La verdad
—Se ha saltado la tapa de los sesos —dijo Eddie Garstrang al tiempo que contemplaba la escena.
—No me sorprende —comentó Carlos Branco.
—Santo Dios —jadeó Richard Marais—. Todo ha terminado.
Garstrang y Branco fueron los primeros en llegar al camerino. Mientras Oscar y yo cruzábamos a la carrera el escenario les vimos pasar volando entre la semioscuridad de bambalinas. Inmediatamente detrás de ellos, vimos aparecer a Richard Marais y a dos tramoyistas. Llegamos a la puerta todos a la vez.
En el camerino reinaba un absoluto silencio. No se oía nada, salvo el suave tictac del pequeño carillón del aparador. Nos quedamos donde estábamos, helados: siete hombres en un silencioso semicírculo con los ojos fijos en el gran La Grange. Nadie habló.
—¿No deberíamos llamar al médico? —pregunté por fin.
—Está muerto —dijo Oscar—. No hay duda.
—Miren la sangre —observó Garstrang. Había sangre por todas partes: salpicando el espejo, derramada sobre el tocador y goteando en la alfombra turca a los pies del difunto.
—¿Es éste el final prometido? —inquirió Oscar.
El reloj empezó a dar las siete.
—Hay que suspender la función —propuso Carlos Branco—. Ahora no tenemos elección.
—Estoy de acuerdo —dijo Richard Marais.
Oscar se volvió bruscamente hacia él.
—¿Cómo sabe usted lo que monsieur Branco acaba de decir? Está detrás de usted. No puede oírle ni tampoco puede verle para leer sus labios.
Richard Marais dedicó a Oscar una desdeñosa mirada.
—Jovencito, no es usted tan listo como cree. Puedo ver perfectamente el rostro del señor Branco… reflejado en el espejo de cuerpo entero que está junto a la puerta. —Señaló al espejo situado entre el tocador y la puerta. Carlos Branco sonrió.
Oscar bajó la cabeza, repentinamente avergonzado.
—Le ruego que acepte mis disculpas —masculló.

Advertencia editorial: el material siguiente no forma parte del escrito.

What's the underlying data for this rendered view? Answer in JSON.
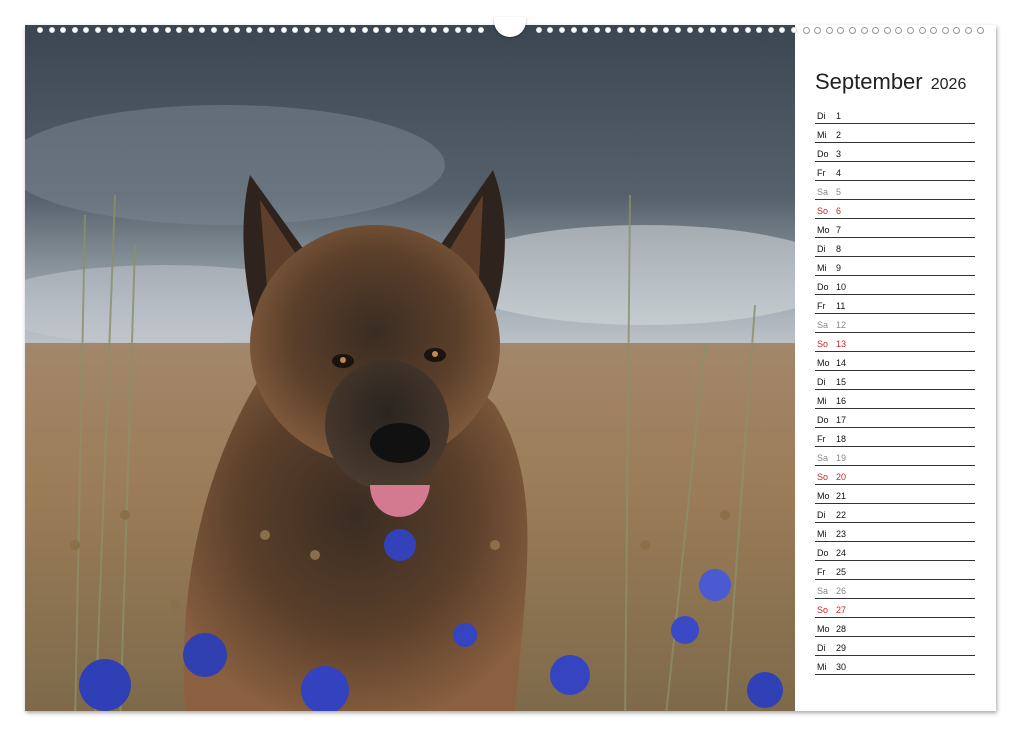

En ese momento oímos voces y pasos procedentes del exterior del camerino.
—Debemos salir e informar de lo que ha ocurrido —sugirió Branco.
—Sí —convino Marais, volviéndose hacia los tramoyistas—. Hay trabajo que hacer. La función ha sido suspendida. Informaré a la taquilla y al personal de sala y de vestíbulo.
—¿Debería dirigir unas palabras a la compañía? —preguntó Branco.
Oscar vaciló.
—Quizá debería ser la señora La Grange quien se encargue de eso —aventuró.
—¡Santo Dios! —Marais suspiró y miró una vez más el cuerpo ensangrentado de Edmond La Grange desplomado sobre el tocador. La lustrosa sangre había empezado a secarse, teñida ya de un incipiente tono negro amarronado que había apagado el violeta original—. Alguien tiene que decírselo a Maman.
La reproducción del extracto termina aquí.